Wisconsin hoping to return to its style of basketball after straying from it in last week's loss to Nebraska

Getting seven days off between its Big Ten tournament loss and its N.C.A.A. tournament opener, seven-seed Wisconsin knows it needs to regain its identity if it wants to make another deep March run.

MADISON – Head coach Greg Gard isn’t going to get over analytical when trying to figure out if Wisconsin’s early exit in the Big Ten tournament last week is a benefit or not: he’s been around too long.

“You can analyze that 100 different ways,” he said. “If you get knocked out of your conference tournament early everybody says, ‘Oh, you're going to have rest.’ If you go play deep into your conference tournament, and you don't win it, you're going to have fatigued legs and you have nothing to show for it … We just try not to make too much of what's happening in the past and understand we got to be very good for forty minutes on Friday.”

That’s the primary focus for Wisconsin (20-12) heading into its N.C.A.A. tournament first round matchup against Pittsburgh (21-11) at the Scottrade Center in St. Louis (5:50 p.m. CT, TNT).

The other focus is getting back to the principles that had the Badgers win 11 of 12 games to put them in the 68-team field, along with correcting the mistakes from the last two games that saw them give up 91 points to Purdue and beat by Nebraska in Indianapolis.

Losing to a top-15 team that made it to the Big Ten championship game and get a No.5 seed in the N.C.A.A. tournament is one thing, but being out hustled by a Cornhuskers team staying home for the postseason is another.

“We were pretty disappointed in the way we performed,” said junior Bronson Koenig. “Not exactly how bad we played, just that we got out played. Nebraska beat us to every loose ball, rebounds and just played tougher than us. That’s what’s been our identity the past couple months.
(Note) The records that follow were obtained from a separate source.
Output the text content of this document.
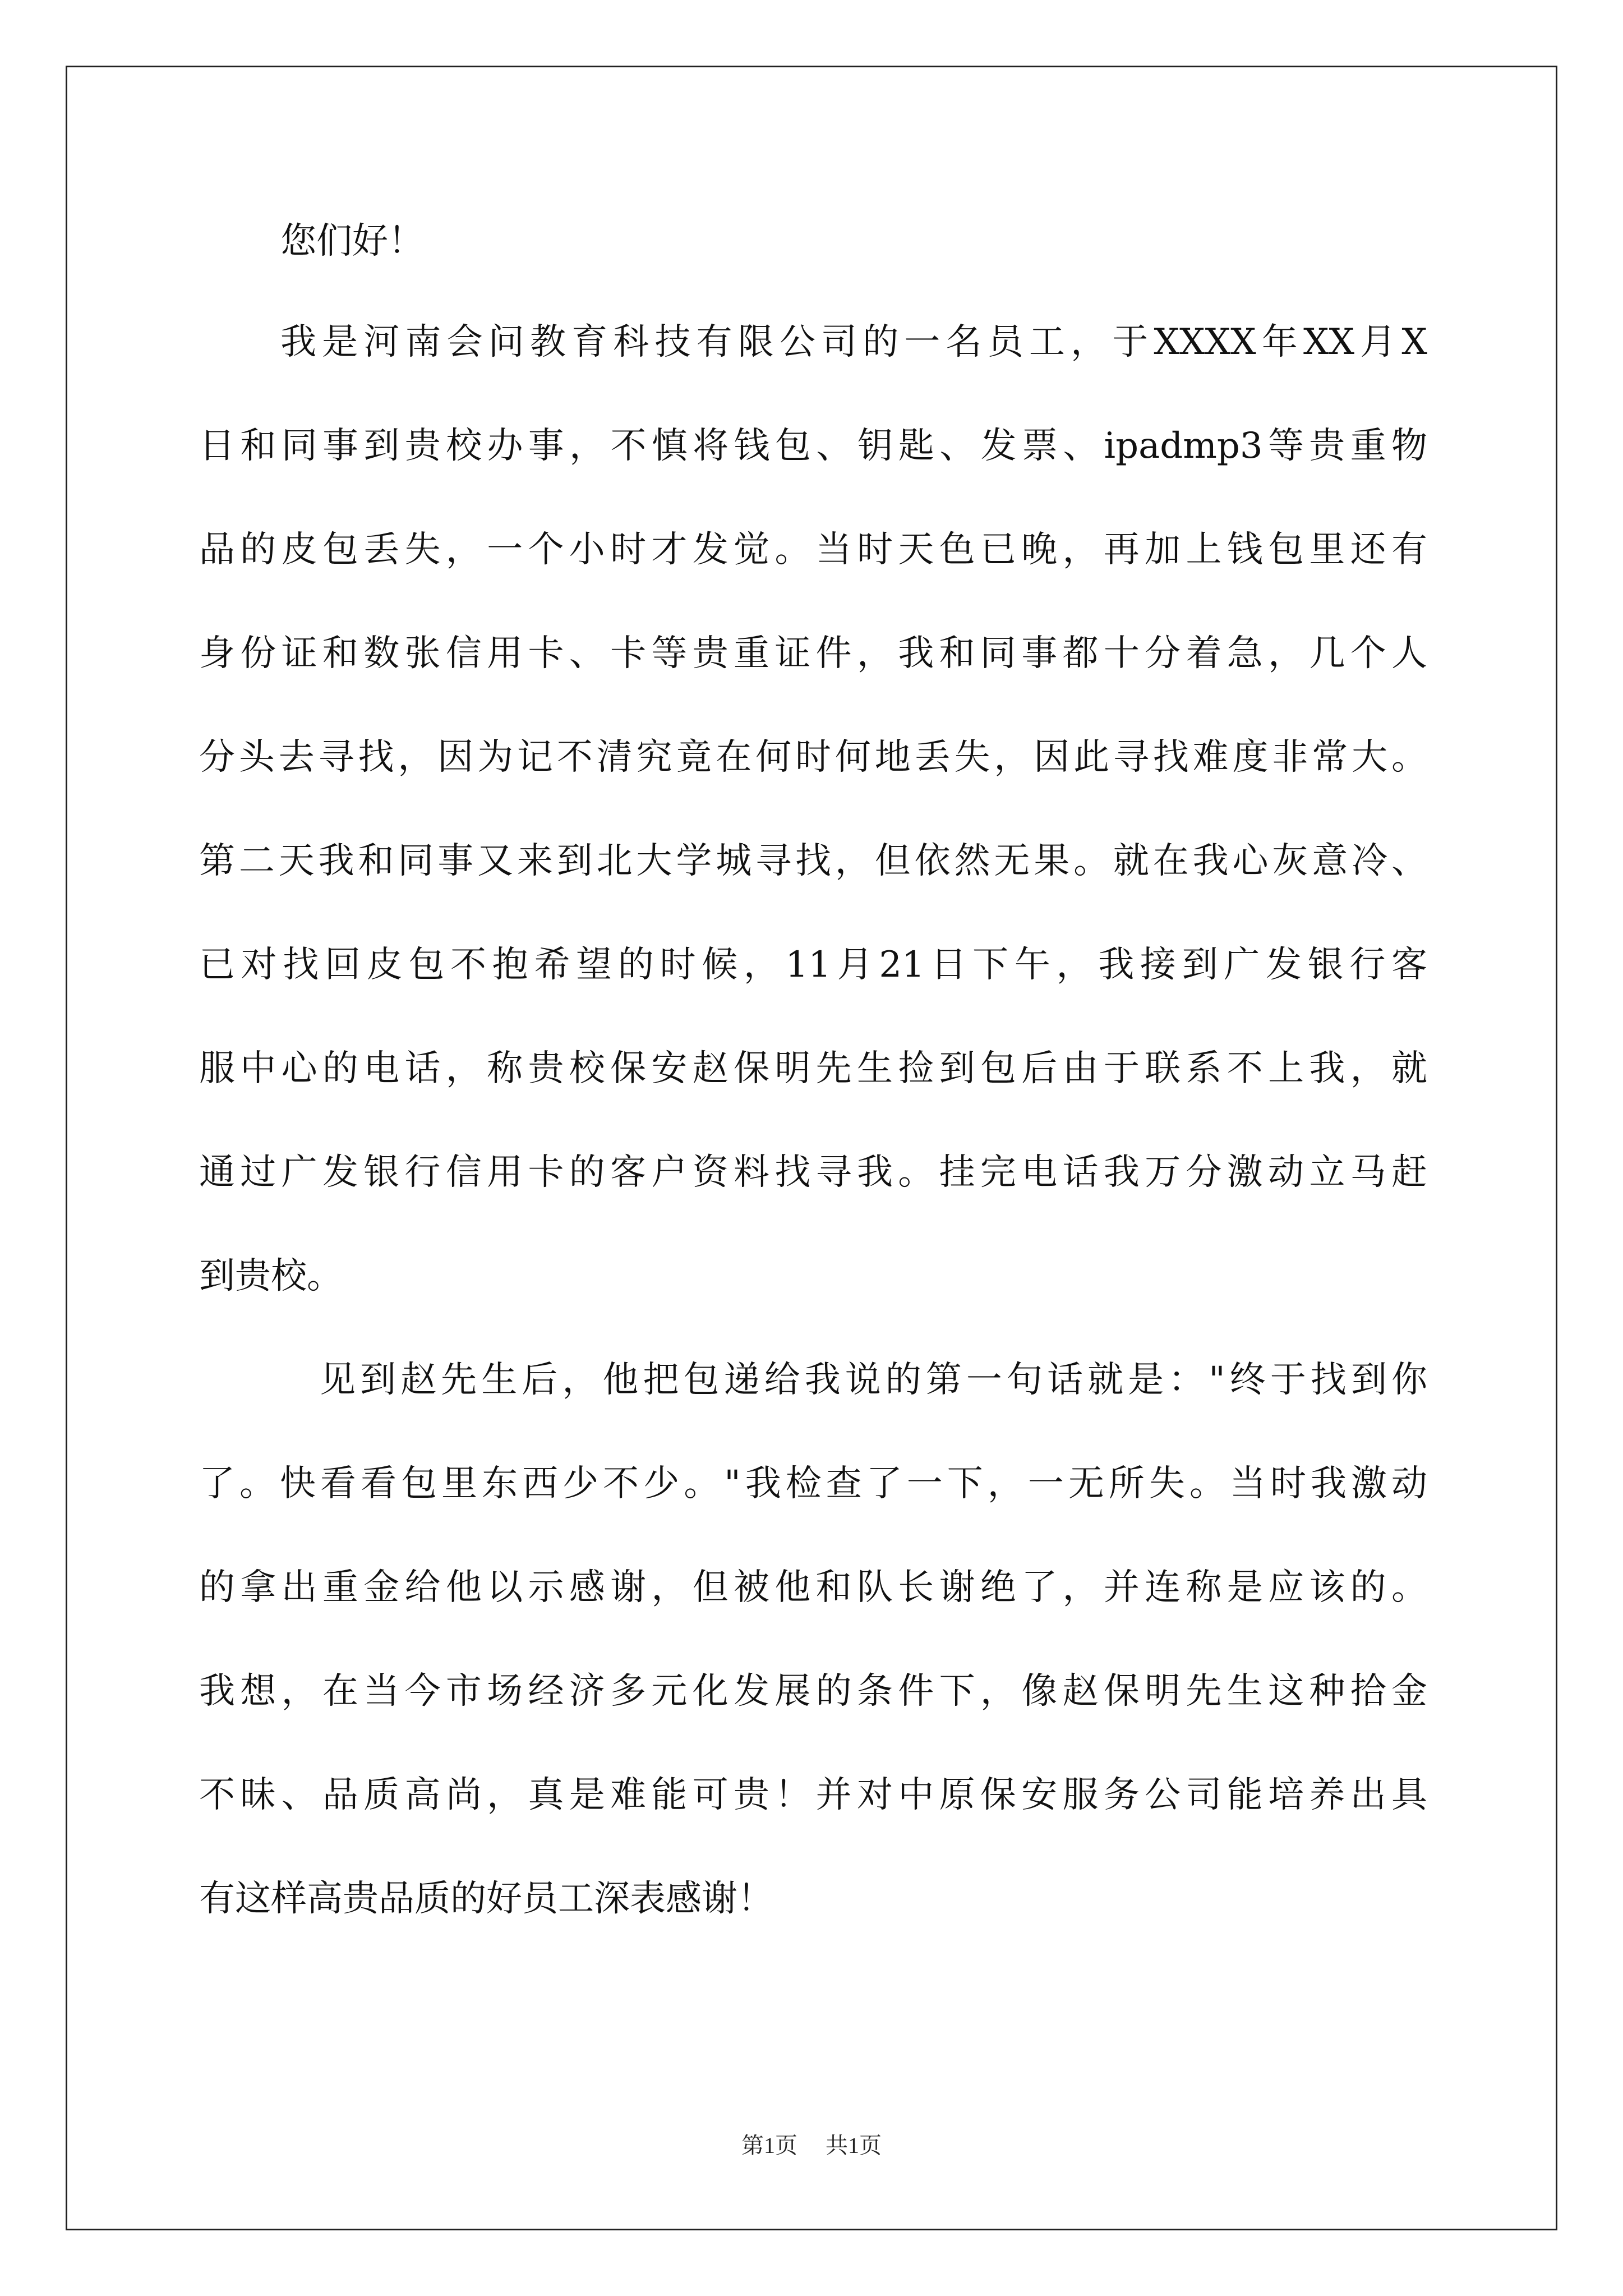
您们好！
我是河南会问教育科技有限公司的一名员工，于XXXX年XX月X
日和同事到贵校办事，不慎将钱包、钥匙、发票、ipadmp3等贵重物
品的皮包丢失，一个小时才发觉。当时天色已晚，再加上钱包里还有
身份证和数张信用卡、卡等贵重证件，我和同事都十分着急，几个人
分头去寻找，因为记不清究竟在何时何地丢失，因此寻找难度非常大。
第二天我和同事又来到北大学城寻找，但依然无果。就在我心灰意冷、
已对找回皮包不抱希望的时候，11月21日下午，我接到广发银行客
服中心的电话，称贵校保安赵保明先生捡到包后由于联系不上我，就
通过广发银行信用卡的客户资料找寻我。挂完电话我万分激动立马赶
到贵校。
见到赵先生后，他把包递给我说的第一句话就是："终于找到你
了。快看看包里东西少不少。"我检查了一下，一无所失。当时我激动
的拿出重金给他以示感谢，但被他和队长谢绝了，并连称是应该的。
我想，在当今市场经济多元化发展的条件下，像赵保明先生这种拾金
不昧、品质高尚，真是难能可贵！并对中原保安服务公司能培养出具
有这样高贵品质的好员工深表感谢！
第1页 共1页
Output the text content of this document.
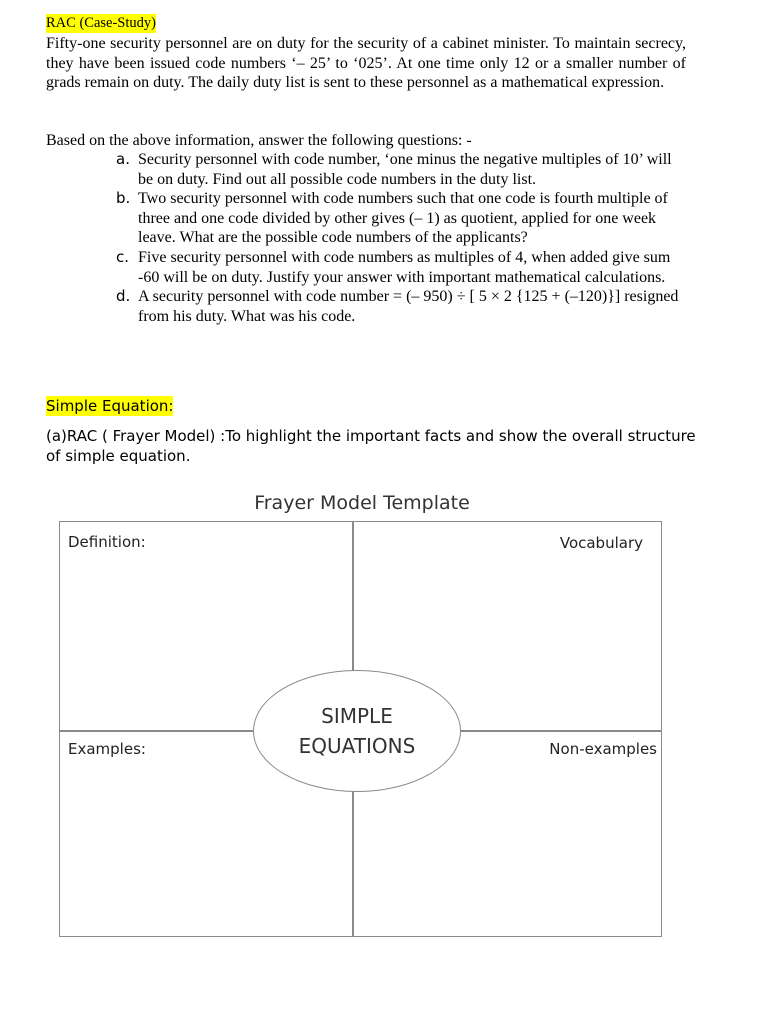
RAC (Case-Study)
Fifty-one security personnel are on duty for the security of a cabinet minister. To maintain secrecy, they have been issued code numbers ‘– 25’ to ‘025’. At one time only 12 or a smaller number of grads remain on duty. The daily duty list is sent to these personnel as a mathematical expression.
Based on the above information, answer the following questions: -
a. Security personnel with code number, ‘one minus the negative multiples of 10’ will be on duty. Find out all possible code numbers in the duty list.
b. Two security personnel with code numbers such that one code is fourth multiple of three and one code divided by other gives (– 1) as quotient, applied for one week leave. What are the possible code numbers of the applicants?
c. Five security personnel with code numbers as multiples of 4, when added give sum -60 will be on duty. Justify your answer with important mathematical calculations.
d. A security personnel with code number = (– 950) ÷ [ 5 × 2 {125 + (–120)}] resigned from his duty. What was his code.
Simple Equation:
(a)RAC ( Frayer Model) :To highlight the important facts and show the overall structure of simple equation.
Frayer Model Template
Definition:	Vocabulary
Examples:	Non-examples
SIMPLE
EQUATIONS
For us to come out like that against Nebraska, a team we feel we should have beaten, we were pretty disappointed.”

A repeat performance will mean Wisconsin will be bounced from the first round for the first time since 2006. Pittsburgh’s style of play mirrors Wisconsin’s – blue-collared, tough and aggressive. The Panthers average 12.8 offensive rebounds with five players having at least 40 offensive rebounds.

In Pitt’s signature win against Duke Feb.28, the Panthers turned 16 offensive rebounds in 19 second-chance points.

Pitt’s best player is a 6-9, 235-pound junior forward named Michael Young, who leads the team in scoring (16.0) offensive (75) and total rebounds (223) and free-throw attempts (174).

Wisconsin’s limited knowledge of Pittsburgh Sunday night stemmed from that Duke game, so the main message the Badgers had been dealing with leading up to Selection Sunday was how to be better on both ends of the floor than they were against Nebraska.

Not only were the Badgers out hustled for 50-50 loose balls and struggled to stop dribble penetration last Thursday, Gard estimated the Badgers left 34 points on the rim in the paint by being unable to convert high percentage shots.

Wisconsin shot 30.2 percent overall (16 of 52) and 20 percent from 3-point range (4 of 20) in the 70-58 loss.

“We had opportunities, still got to convert those and for the most part we've done that through the course of the last three months,” said Gard. “We have to learn from (the loss), flush it and move on and get ready for what's next."

Added Nigel Hayes: “It's just a matter of the will and want by the players. When it gets boiled down to it, that's why you have the upsets that you have, because the lower seed usually just wants to win more, and they do the things like we talked that made us lose to Nebraska.”

Duke, Kentucky and Wisconsin were the clear dominant teams entering the tournament a year ago, and all three made the Final Four. This year the combined 23 losses of the four number one seeds entering the tournament is the most all time and no team in the field has fewer than four losses.

With all the parity in the tournament, Wisconsin hopes it can take advance by surprising some people with another deep tournament run … if they play its brand of basketball.

“We can’t let any team play harder than us,” said Koenig. “We can lose to anyone. We can also beat anyone in the country.”

“I'm sure guys are going to step up big for the tournament,” he added. “I can definitely see that. We haven't played our best basketball yet either. Now would be a great time for us to start playing up to our potential.”